Это очень забавная штука про людей в истерике. Они все ведут себя, как дети. Мой психотерапевт еще говорит: регрессировать в детство. Я протянул Леви руку, и он ухватился за мою ладонь с отчаянием. Свободной рукой я сунул в рот сигарету и закурил.
— Его можно контролировать, — сказал я. — Пока ты не забываешь, что ты — человек.
— Сказано круто, — сказал Саул. — И выглядишь понтово.
— Спасибо, добрый друг.
Я дернул Леви к себе, Вирсавия обняла его и прошептала:
— Может расскажете, что было?
— У тебя сердце из камня, Вирсавия, — сказал я. — Но у меня тоже, поэтому я расскажу. Только, может быть, перекусим?
Всем нам хотелось убраться из Йельского университета подальше, что не делало чести родной системе образования. Мы сели на первый же автобус и отправились на самую окраину города. В случайно выбранном нами ливанском кафе Леви полил своими слезами чечевицу. Громкоголосые, смуглые люди болтали о чем-то своем на непонятном нам языке, и я думал об их стране, разодранной гражданской войной. Раньше ее называли ближневосточной Швейцарией. Это всегда очень удобно, думать о чьей-то чужой стране. Я, так опрометчиво предложивший перекусить, без настроения рвал на куски лепешку, мечтая о чизбургерном пироге. Что там говорили в каком-то мультике по похожему поводу? Глобализация — один, Макси — ноль.

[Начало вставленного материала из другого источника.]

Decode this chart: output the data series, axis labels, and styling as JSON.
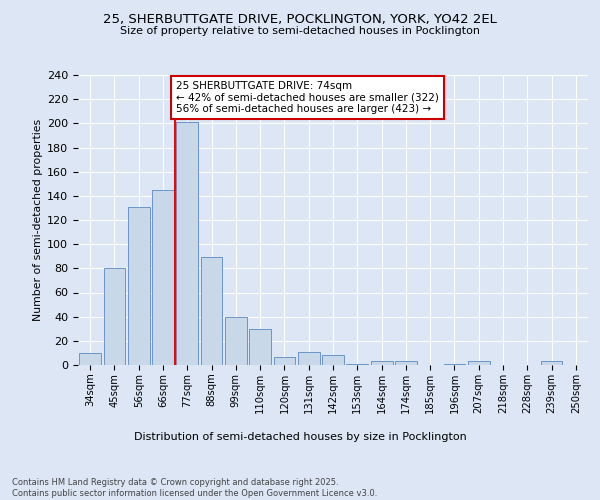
{
  "title1": "25, SHERBUTTGATE DRIVE, POCKLINGTON, YORK, YO42 2EL",
  "title2": "Size of property relative to semi-detached houses in Pocklington",
  "xlabel": "Distribution of semi-detached houses by size in Pocklington",
  "ylabel": "Number of semi-detached properties",
  "categories": [
    "34sqm",
    "45sqm",
    "56sqm",
    "66sqm",
    "77sqm",
    "88sqm",
    "99sqm",
    "110sqm",
    "120sqm",
    "131sqm",
    "142sqm",
    "153sqm",
    "164sqm",
    "174sqm",
    "185sqm",
    "196sqm",
    "207sqm",
    "218sqm",
    "228sqm",
    "239sqm",
    "250sqm"
  ],
  "values": [
    10,
    80,
    131,
    145,
    201,
    89,
    40,
    30,
    7,
    11,
    8,
    1,
    3,
    3,
    0,
    1,
    3,
    0,
    0,
    3,
    0
  ],
  "bar_color": "#c8d8e8",
  "bar_edge_color": "#5a8abf",
  "red_line_index": 4,
  "annotation_text": "25 SHERBUTTGATE DRIVE: 74sqm\n← 42% of semi-detached houses are smaller (322)\n56% of semi-detached houses are larger (423) →",
  "annotation_box_color": "#ffffff",
  "annotation_box_edge": "#cc0000",
  "footer_text": "Contains HM Land Registry data © Crown copyright and database right 2025.\nContains public sector information licensed under the Open Government Licence v3.0.",
  "ylim": [
    0,
    240
  ],
  "bg_color": "#dce6f5",
  "plot_bg_color": "#dce6f5"
}
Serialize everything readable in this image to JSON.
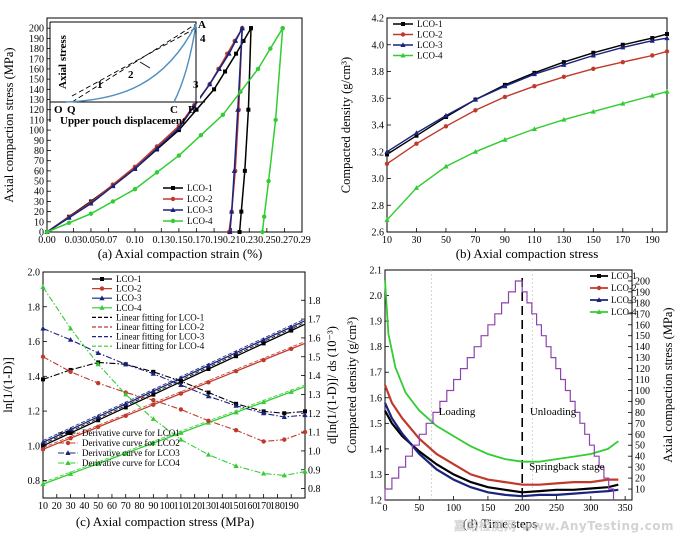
{
  "colors": {
    "LCO-1": "#000000",
    "LCO-2": "#c0392b",
    "LCO-3": "#1a237e",
    "LCO-4": "#33cc33",
    "stress": "#8e44ad",
    "inset": "#4f8fc0"
  },
  "watermark": "嘉峪检测网 www.AnyTesting.com",
  "chart_data": [
    {
      "type": "line",
      "id": "a",
      "caption": "(a) Axial compaction strain (%)",
      "xlabel": "",
      "ylabel": "Axial compaction stress (MPa)",
      "xlim": [
        0,
        0.29
      ],
      "ylim": [
        0,
        210
      ],
      "xticks": [
        "0.00",
        "0.03",
        "0.05",
        "0.07",
        "0.10",
        "0.13",
        "0.15",
        "0.17",
        "0.19",
        "0.21",
        "0.23",
        "0.25",
        "0.27",
        "0.29"
      ],
      "yticks": [
        "0",
        "10",
        "20",
        "30",
        "40",
        "50",
        "60",
        "70",
        "80",
        "90",
        "100",
        "110",
        "120",
        "130",
        "140",
        "150",
        "160",
        "170",
        "180",
        "190",
        "200"
      ],
      "legend": [
        "LCO-1",
        "LCO-2",
        "LCO-3",
        "LCO-4"
      ],
      "series": [
        {
          "name": "LCO-1",
          "load": [
            [
              0,
              0
            ],
            [
              0.05,
              30
            ],
            [
              0.1,
              62
            ],
            [
              0.15,
              100
            ],
            [
              0.19,
              140
            ],
            [
              0.215,
              175
            ],
            [
              0.232,
              200
            ]
          ],
          "unload": [
            [
              0.232,
              200
            ],
            [
              0.229,
              120
            ],
            [
              0.225,
              60
            ],
            [
              0.221,
              20
            ],
            [
              0.219,
              0
            ]
          ]
        },
        {
          "name": "LCO-2",
          "load": [
            [
              0,
              0
            ],
            [
              0.05,
              29
            ],
            [
              0.1,
              64
            ],
            [
              0.15,
              104
            ],
            [
              0.185,
              145
            ],
            [
              0.205,
              175
            ],
            [
              0.222,
              200
            ]
          ],
          "unload": [
            [
              0.222,
              200
            ],
            [
              0.218,
              120
            ],
            [
              0.214,
              60
            ],
            [
              0.21,
              20
            ],
            [
              0.207,
              0
            ]
          ]
        },
        {
          "name": "LCO-3",
          "load": [
            [
              0,
              0
            ],
            [
              0.05,
              28
            ],
            [
              0.1,
              62
            ],
            [
              0.15,
              102
            ],
            [
              0.185,
              145
            ],
            [
              0.207,
              175
            ],
            [
              0.222,
              200
            ]
          ],
          "unload": [
            [
              0.222,
              200
            ],
            [
              0.217,
              120
            ],
            [
              0.213,
              60
            ],
            [
              0.21,
              20
            ],
            [
              0.208,
              0
            ]
          ]
        },
        {
          "name": "LCO-4",
          "load": [
            [
              0,
              0
            ],
            [
              0.05,
              18
            ],
            [
              0.1,
              42
            ],
            [
              0.15,
              75
            ],
            [
              0.2,
              115
            ],
            [
              0.24,
              160
            ],
            [
              0.268,
              200
            ]
          ],
          "unload": [
            [
              0.268,
              200
            ],
            [
              0.26,
              110
            ],
            [
              0.252,
              50
            ],
            [
              0.247,
              15
            ],
            [
              0.245,
              0
            ]
          ]
        }
      ],
      "inset": {
        "labels": [
          "A",
          "Q",
          "O",
          "C",
          "B",
          "1",
          "2",
          "3",
          "4"
        ],
        "ylabel": "Axial stress",
        "xlabel": "Upper pouch displacement"
      }
    },
    {
      "type": "line",
      "id": "b",
      "caption": "(b) Axial compaction stress",
      "xlabel": "",
      "ylabel": "Compacted density  (g/cm³)",
      "xlim": [
        10,
        200
      ],
      "ylim": [
        2.6,
        4.2
      ],
      "xticks": [
        "10",
        "30",
        "50",
        "70",
        "90",
        "110",
        "130",
        "150",
        "170",
        "190"
      ],
      "yticks": [
        "2.6",
        "2.8",
        "3.0",
        "3.2",
        "3.4",
        "3.6",
        "3.8",
        "4.0",
        "4.2"
      ],
      "legend": [
        "LCO-1",
        "LCO-2",
        "LCO-3",
        "LCO-4"
      ],
      "series": [
        {
          "name": "LCO-1",
          "x": [
            10,
            30,
            50,
            70,
            90,
            110,
            130,
            150,
            170,
            190,
            200
          ],
          "y": [
            3.18,
            3.32,
            3.46,
            3.59,
            3.7,
            3.79,
            3.87,
            3.94,
            4.0,
            4.05,
            4.08
          ]
        },
        {
          "name": "LCO-2",
          "x": [
            10,
            30,
            50,
            70,
            90,
            110,
            130,
            150,
            170,
            190,
            200
          ],
          "y": [
            3.11,
            3.26,
            3.39,
            3.51,
            3.61,
            3.69,
            3.76,
            3.82,
            3.87,
            3.92,
            3.95
          ]
        },
        {
          "name": "LCO-3",
          "x": [
            10,
            30,
            50,
            70,
            90,
            110,
            130,
            150,
            170,
            190,
            200
          ],
          "y": [
            3.2,
            3.34,
            3.47,
            3.59,
            3.69,
            3.78,
            3.85,
            3.92,
            3.98,
            4.03,
            4.05
          ]
        },
        {
          "name": "LCO-4",
          "x": [
            10,
            30,
            50,
            70,
            90,
            110,
            130,
            150,
            170,
            190,
            200
          ],
          "y": [
            2.69,
            2.93,
            3.09,
            3.2,
            3.29,
            3.37,
            3.44,
            3.5,
            3.56,
            3.62,
            3.65
          ]
        }
      ]
    },
    {
      "type": "line",
      "id": "c",
      "caption": "(c) Axial compaction stress (MPa)",
      "ylabel_left": "ln[1/(1-D)]",
      "ylabel_right": "d[ln(1/(1-D)]/ ds (10⁻³)",
      "xlim": [
        10,
        200
      ],
      "ylim_left": [
        0.7,
        2.0
      ],
      "ylim_right": [
        0.75,
        1.95
      ],
      "xticks": [
        "10",
        "20",
        "30",
        "40",
        "50",
        "60",
        "70",
        "80",
        "90",
        "100",
        "110",
        "120",
        "130",
        "140",
        "150",
        "160",
        "170",
        "180",
        "190"
      ],
      "yticks_left": [
        "0.8",
        "1.0",
        "1.2",
        "1.4",
        "1.6",
        "1.8",
        "2.0"
      ],
      "yticks_right": [
        "0.8",
        "0.9",
        "1.0",
        "1.1",
        "1.2",
        "1.3",
        "1.4",
        "1.5",
        "1.6",
        "1.7",
        "1.8"
      ],
      "legend": [
        "LCO-1",
        "LCO-2",
        "LCO-3",
        "LCO-4",
        "Linear fitting for LCO-1",
        "Linear fitting for LCO-2",
        "Linear fitting for LCO-3",
        "Linear fitting for LCO-4"
      ],
      "legend2": [
        "Derivative curve for LCO1",
        "Derivative curve for LCO2",
        "Derivative curve for LCO3",
        "Derivative curve for LCO4"
      ],
      "series": [
        {
          "name": "LCO-1",
          "x": [
            10,
            200
          ],
          "y": [
            1.0,
            1.7
          ]
        },
        {
          "name": "LCO-2",
          "x": [
            10,
            200
          ],
          "y": [
            0.98,
            1.59
          ]
        },
        {
          "name": "LCO-3",
          "x": [
            10,
            200
          ],
          "y": [
            1.02,
            1.72
          ]
        },
        {
          "name": "LCO-4",
          "x": [
            10,
            200
          ],
          "y": [
            0.78,
            1.34
          ]
        }
      ],
      "derivatives": [
        {
          "name": "Derivative curve for LCO1",
          "x": [
            10,
            30,
            50,
            70,
            90,
            110,
            130,
            150,
            170,
            185,
            200
          ],
          "y": [
            1.38,
            1.43,
            1.47,
            1.46,
            1.42,
            1.37,
            1.31,
            1.25,
            1.21,
            1.2,
            1.21
          ]
        },
        {
          "name": "Derivative curve for LCO2",
          "x": [
            10,
            30,
            50,
            70,
            90,
            110,
            130,
            150,
            170,
            185,
            200
          ],
          "y": [
            1.5,
            1.42,
            1.36,
            1.31,
            1.27,
            1.22,
            1.16,
            1.11,
            1.05,
            1.06,
            1.1
          ]
        },
        {
          "name": "Derivative curve for LCO3",
          "x": [
            10,
            30,
            50,
            70,
            90,
            110,
            130,
            150,
            170,
            185,
            200
          ],
          "y": [
            1.65,
            1.59,
            1.52,
            1.46,
            1.41,
            1.35,
            1.29,
            1.24,
            1.2,
            1.18,
            1.19
          ]
        },
        {
          "name": "Derivative curve for LCO4",
          "x": [
            10,
            30,
            50,
            70,
            90,
            110,
            130,
            150,
            170,
            185,
            200
          ],
          "y": [
            1.87,
            1.65,
            1.46,
            1.3,
            1.17,
            1.06,
            0.98,
            0.92,
            0.88,
            0.87,
            0.89
          ]
        }
      ]
    },
    {
      "type": "line",
      "id": "d",
      "caption": "(d) Time steps",
      "ylabel_left": "Compacted density  (g/cm³)",
      "ylabel_right": "Axial compaction stress (MPa)",
      "xlim": [
        0,
        360
      ],
      "ylim_left": [
        1.2,
        2.1
      ],
      "ylim_right": [
        0,
        210
      ],
      "xticks": [
        "0",
        "50",
        "100",
        "150",
        "200",
        "250",
        "300",
        "350"
      ],
      "yticks_left": [
        "1.2",
        "1.3",
        "1.4",
        "1.5",
        "1.6",
        "1.7",
        "1.8",
        "1.9",
        "2.0",
        "2.1"
      ],
      "yticks_right": [
        "10",
        "20",
        "30",
        "40",
        "50",
        "60",
        "70",
        "80",
        "90",
        "100",
        "110",
        "120",
        "130",
        "140",
        "150",
        "160",
        "170",
        "180",
        "190",
        "200"
      ],
      "legend": [
        "LCO-1",
        "LCO-2",
        "LCO-3",
        "LCO-4"
      ],
      "annotations": [
        "Loading",
        "Unloading",
        "Springback stage"
      ],
      "series": [
        {
          "name": "LCO-1",
          "x": [
            0,
            10,
            25,
            50,
            75,
            100,
            125,
            150,
            175,
            200,
            225,
            250,
            275,
            300,
            325,
            340
          ],
          "y": [
            1.55,
            1.5,
            1.45,
            1.39,
            1.34,
            1.3,
            1.27,
            1.25,
            1.24,
            1.23,
            1.235,
            1.24,
            1.24,
            1.245,
            1.25,
            1.26
          ]
        },
        {
          "name": "LCO-2",
          "x": [
            0,
            10,
            25,
            50,
            75,
            100,
            125,
            150,
            175,
            200,
            225,
            250,
            275,
            300,
            325,
            340
          ],
          "y": [
            1.65,
            1.58,
            1.52,
            1.44,
            1.38,
            1.34,
            1.3,
            1.28,
            1.27,
            1.26,
            1.26,
            1.265,
            1.27,
            1.27,
            1.28,
            1.28
          ]
        },
        {
          "name": "LCO-3",
          "x": [
            0,
            10,
            25,
            50,
            75,
            100,
            125,
            150,
            175,
            200,
            225,
            250,
            275,
            300,
            325,
            340
          ],
          "y": [
            1.58,
            1.52,
            1.46,
            1.38,
            1.32,
            1.28,
            1.25,
            1.23,
            1.22,
            1.215,
            1.22,
            1.22,
            1.225,
            1.23,
            1.235,
            1.24
          ]
        },
        {
          "name": "LCO-4",
          "x": [
            0,
            5,
            15,
            30,
            50,
            75,
            100,
            125,
            150,
            175,
            200,
            225,
            250,
            275,
            300,
            325,
            340
          ],
          "y": [
            2.06,
            1.85,
            1.72,
            1.62,
            1.55,
            1.49,
            1.45,
            1.41,
            1.38,
            1.36,
            1.35,
            1.35,
            1.36,
            1.37,
            1.38,
            1.4,
            1.43
          ]
        },
        {
          "name": "Axial compaction stress",
          "x": [
            0,
            200,
            340
          ],
          "y": [
            0,
            200,
            0
          ]
        }
      ]
    }
  ]
}
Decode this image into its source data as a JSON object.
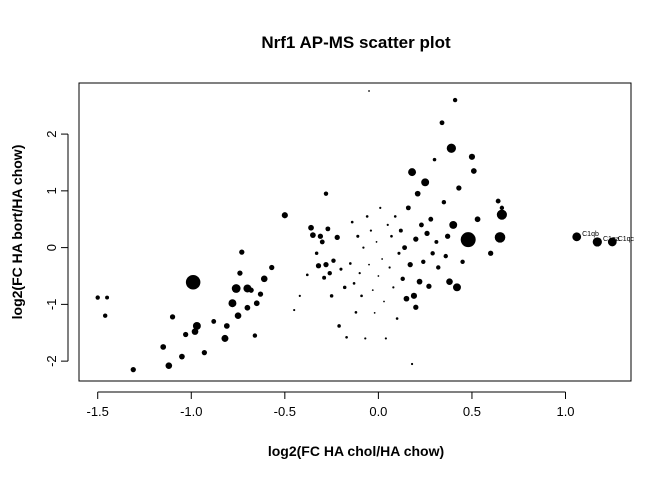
{
  "chart_data": {
    "type": "scatter",
    "title": "Nrf1 AP-MS scatter plot",
    "xlabel": "log2(FC HA chol/HA chow)",
    "ylabel": "log2(FC HA bort/HA chow)",
    "xlim": [
      -1.6,
      1.35
    ],
    "ylim": [
      -2.35,
      2.9
    ],
    "xticks": [
      -1.5,
      -1.0,
      -0.5,
      0.0,
      0.5,
      1.0
    ],
    "xtick_labels": [
      "-1.5",
      "-1.0",
      "-0.5",
      "0.0",
      "0.5",
      "1.0"
    ],
    "yticks": [
      -2,
      -1,
      0,
      1,
      2
    ],
    "ytick_labels": [
      "-2",
      "-1",
      "0",
      "1",
      "2"
    ],
    "grid": false,
    "marker_color": "#000000",
    "points": [
      {
        "x": -1.5,
        "y": -0.88,
        "s": 1.0
      },
      {
        "x": -1.45,
        "y": -0.88,
        "s": 0.9
      },
      {
        "x": -1.46,
        "y": -1.2,
        "s": 1.0
      },
      {
        "x": -1.31,
        "y": -2.15,
        "s": 1.2
      },
      {
        "x": -1.15,
        "y": -1.75,
        "s": 1.3
      },
      {
        "x": -1.12,
        "y": -2.08,
        "s": 1.5
      },
      {
        "x": -1.1,
        "y": -1.22,
        "s": 1.2
      },
      {
        "x": -1.05,
        "y": -1.92,
        "s": 1.3
      },
      {
        "x": -1.03,
        "y": -1.53,
        "s": 1.2
      },
      {
        "x": -0.99,
        "y": -0.61,
        "s": 3.3
      },
      {
        "x": -0.98,
        "y": -1.48,
        "s": 1.5
      },
      {
        "x": -0.97,
        "y": -1.38,
        "s": 1.8
      },
      {
        "x": -0.93,
        "y": -1.85,
        "s": 1.2
      },
      {
        "x": -0.88,
        "y": -1.3,
        "s": 1.1
      },
      {
        "x": -0.82,
        "y": -1.6,
        "s": 1.6
      },
      {
        "x": -0.81,
        "y": -1.38,
        "s": 1.3
      },
      {
        "x": -0.78,
        "y": -0.98,
        "s": 1.8
      },
      {
        "x": -0.76,
        "y": -0.72,
        "s": 2.0
      },
      {
        "x": -0.75,
        "y": -1.2,
        "s": 1.5
      },
      {
        "x": -0.74,
        "y": -0.45,
        "s": 1.2
      },
      {
        "x": -0.73,
        "y": -0.08,
        "s": 1.2
      },
      {
        "x": -0.7,
        "y": -0.72,
        "s": 1.8
      },
      {
        "x": -0.7,
        "y": -1.06,
        "s": 1.3
      },
      {
        "x": -0.68,
        "y": -0.75,
        "s": 1.2
      },
      {
        "x": -0.66,
        "y": -1.55,
        "s": 1.0
      },
      {
        "x": -0.65,
        "y": -0.98,
        "s": 1.3
      },
      {
        "x": -0.63,
        "y": -0.82,
        "s": 1.2
      },
      {
        "x": -0.61,
        "y": -0.55,
        "s": 1.5
      },
      {
        "x": -0.57,
        "y": -0.35,
        "s": 1.2
      },
      {
        "x": -0.5,
        "y": 0.57,
        "s": 1.4
      },
      {
        "x": -0.45,
        "y": -1.1,
        "s": 0.5
      },
      {
        "x": -0.42,
        "y": -0.85,
        "s": 0.5
      },
      {
        "x": -0.38,
        "y": -0.48,
        "s": 0.6
      },
      {
        "x": -0.36,
        "y": 0.35,
        "s": 1.3
      },
      {
        "x": -0.35,
        "y": 0.22,
        "s": 1.3
      },
      {
        "x": -0.33,
        "y": -0.1,
        "s": 0.8
      },
      {
        "x": -0.32,
        "y": -0.32,
        "s": 1.2
      },
      {
        "x": -0.31,
        "y": 0.2,
        "s": 1.2
      },
      {
        "x": -0.3,
        "y": 0.1,
        "s": 1.1
      },
      {
        "x": -0.29,
        "y": -0.53,
        "s": 0.9
      },
      {
        "x": -0.28,
        "y": -0.3,
        "s": 1.2
      },
      {
        "x": -0.28,
        "y": 0.95,
        "s": 1.0
      },
      {
        "x": -0.27,
        "y": 0.33,
        "s": 1.1
      },
      {
        "x": -0.26,
        "y": -0.45,
        "s": 1.0
      },
      {
        "x": -0.25,
        "y": -0.85,
        "s": 0.8
      },
      {
        "x": -0.24,
        "y": -0.23,
        "s": 1.0
      },
      {
        "x": -0.22,
        "y": 0.18,
        "s": 1.2
      },
      {
        "x": -0.21,
        "y": -1.38,
        "s": 0.8
      },
      {
        "x": -0.2,
        "y": -0.38,
        "s": 0.7
      },
      {
        "x": -0.18,
        "y": -0.7,
        "s": 0.8
      },
      {
        "x": -0.17,
        "y": -1.58,
        "s": 0.6
      },
      {
        "x": -0.15,
        "y": -0.28,
        "s": 0.6
      },
      {
        "x": -0.14,
        "y": 0.45,
        "s": 0.6
      },
      {
        "x": -0.13,
        "y": -0.63,
        "s": 0.6
      },
      {
        "x": -0.12,
        "y": -1.14,
        "s": 0.6
      },
      {
        "x": -0.11,
        "y": 0.2,
        "s": 0.7
      },
      {
        "x": -0.1,
        "y": -0.45,
        "s": 0.5
      },
      {
        "x": -0.09,
        "y": -0.85,
        "s": 0.6
      },
      {
        "x": -0.08,
        "y": 0.0,
        "s": 0.5
      },
      {
        "x": -0.07,
        "y": -1.6,
        "s": 0.5
      },
      {
        "x": -0.06,
        "y": 0.55,
        "s": 0.6
      },
      {
        "x": -0.05,
        "y": -0.3,
        "s": 0.4
      },
      {
        "x": -0.04,
        "y": 0.3,
        "s": 0.5
      },
      {
        "x": -0.03,
        "y": -0.75,
        "s": 0.4
      },
      {
        "x": -0.02,
        "y": -1.15,
        "s": 0.4
      },
      {
        "x": -0.01,
        "y": 0.1,
        "s": 0.4
      },
      {
        "x": 0.0,
        "y": -0.5,
        "s": 0.4
      },
      {
        "x": 0.01,
        "y": 0.7,
        "s": 0.5
      },
      {
        "x": 0.02,
        "y": -0.2,
        "s": 0.4
      },
      {
        "x": 0.03,
        "y": -0.95,
        "s": 0.4
      },
      {
        "x": 0.04,
        "y": -1.6,
        "s": 0.5
      },
      {
        "x": 0.05,
        "y": 0.4,
        "s": 0.5
      },
      {
        "x": 0.06,
        "y": -0.35,
        "s": 0.5
      },
      {
        "x": 0.07,
        "y": 0.2,
        "s": 0.6
      },
      {
        "x": 0.08,
        "y": -0.7,
        "s": 0.5
      },
      {
        "x": 0.09,
        "y": 0.55,
        "s": 0.6
      },
      {
        "x": 0.1,
        "y": -1.25,
        "s": 0.6
      },
      {
        "x": 0.11,
        "y": -0.1,
        "s": 0.7
      },
      {
        "x": 0.12,
        "y": 0.3,
        "s": 0.9
      },
      {
        "x": 0.13,
        "y": -0.55,
        "s": 1.0
      },
      {
        "x": 0.14,
        "y": 0.0,
        "s": 1.1
      },
      {
        "x": 0.15,
        "y": -0.9,
        "s": 1.3
      },
      {
        "x": 0.16,
        "y": 0.7,
        "s": 1.1
      },
      {
        "x": 0.17,
        "y": -0.3,
        "s": 1.2
      },
      {
        "x": 0.18,
        "y": 1.33,
        "s": 1.8
      },
      {
        "x": 0.19,
        "y": -0.85,
        "s": 1.4
      },
      {
        "x": 0.2,
        "y": 0.15,
        "s": 1.2
      },
      {
        "x": 0.2,
        "y": -1.05,
        "s": 1.2
      },
      {
        "x": 0.21,
        "y": 0.95,
        "s": 1.3
      },
      {
        "x": 0.22,
        "y": -0.6,
        "s": 1.3
      },
      {
        "x": 0.23,
        "y": 0.4,
        "s": 1.1
      },
      {
        "x": 0.24,
        "y": -0.25,
        "s": 1.0
      },
      {
        "x": 0.25,
        "y": 1.15,
        "s": 1.8
      },
      {
        "x": 0.26,
        "y": 0.25,
        "s": 1.2
      },
      {
        "x": 0.27,
        "y": -0.68,
        "s": 1.2
      },
      {
        "x": 0.28,
        "y": 0.5,
        "s": 1.1
      },
      {
        "x": 0.29,
        "y": -0.1,
        "s": 1.0
      },
      {
        "x": 0.3,
        "y": 1.55,
        "s": 0.8
      },
      {
        "x": 0.31,
        "y": 0.1,
        "s": 0.9
      },
      {
        "x": 0.32,
        "y": -0.35,
        "s": 1.0
      },
      {
        "x": 0.34,
        "y": 2.2,
        "s": 1.1
      },
      {
        "x": 0.35,
        "y": 0.8,
        "s": 1.0
      },
      {
        "x": 0.36,
        "y": -0.15,
        "s": 1.0
      },
      {
        "x": 0.37,
        "y": 0.2,
        "s": 1.2
      },
      {
        "x": 0.38,
        "y": -0.6,
        "s": 1.5
      },
      {
        "x": 0.39,
        "y": 1.75,
        "s": 2.1
      },
      {
        "x": 0.4,
        "y": 0.4,
        "s": 1.8
      },
      {
        "x": 0.41,
        "y": 2.6,
        "s": 1.0
      },
      {
        "x": 0.42,
        "y": -0.7,
        "s": 1.8
      },
      {
        "x": 0.43,
        "y": 1.05,
        "s": 1.2
      },
      {
        "x": 0.45,
        "y": -0.25,
        "s": 1.0
      },
      {
        "x": 0.48,
        "y": 0.14,
        "s": 3.4
      },
      {
        "x": 0.5,
        "y": 1.6,
        "s": 1.4
      },
      {
        "x": 0.51,
        "y": 1.35,
        "s": 1.3
      },
      {
        "x": 0.53,
        "y": 0.5,
        "s": 1.3
      },
      {
        "x": 0.6,
        "y": -0.1,
        "s": 1.2
      },
      {
        "x": 0.64,
        "y": 0.82,
        "s": 1.1
      },
      {
        "x": 0.65,
        "y": 0.18,
        "s": 2.4
      },
      {
        "x": 0.66,
        "y": 0.58,
        "s": 2.3
      },
      {
        "x": 0.66,
        "y": 0.7,
        "s": 1.0
      },
      {
        "x": 0.18,
        "y": -2.05,
        "s": 0.5
      },
      {
        "x": -0.05,
        "y": 2.76,
        "s": 0.4
      },
      {
        "x": 1.06,
        "y": 0.19,
        "s": 2.0,
        "label": "C1qb"
      },
      {
        "x": 1.17,
        "y": 0.1,
        "s": 2.1,
        "label": "C1qa"
      },
      {
        "x": 1.25,
        "y": 0.1,
        "s": 2.0,
        "label": "C1qc"
      }
    ]
  }
}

— Он усыпил меня, — сказал Леви. — Еще в машине. Я уже лежал там, когда проснулся, и папа пускал себе кровь. Я увидел, как она желтеет, в смысле как будто желтизна всплывала из нее. Это очень сложно объяснить. Там внутри, он всегда там. Эта спираль двигалась, и я знал, что дышу им. Понимаете, я дышал им, и я чувствовал шевеление внутри. Они не давали мне дышать. Я думал, что, блин, умер. Мне кажется, в какой-то момент я вправду был мертв. А потом я оказался там, где…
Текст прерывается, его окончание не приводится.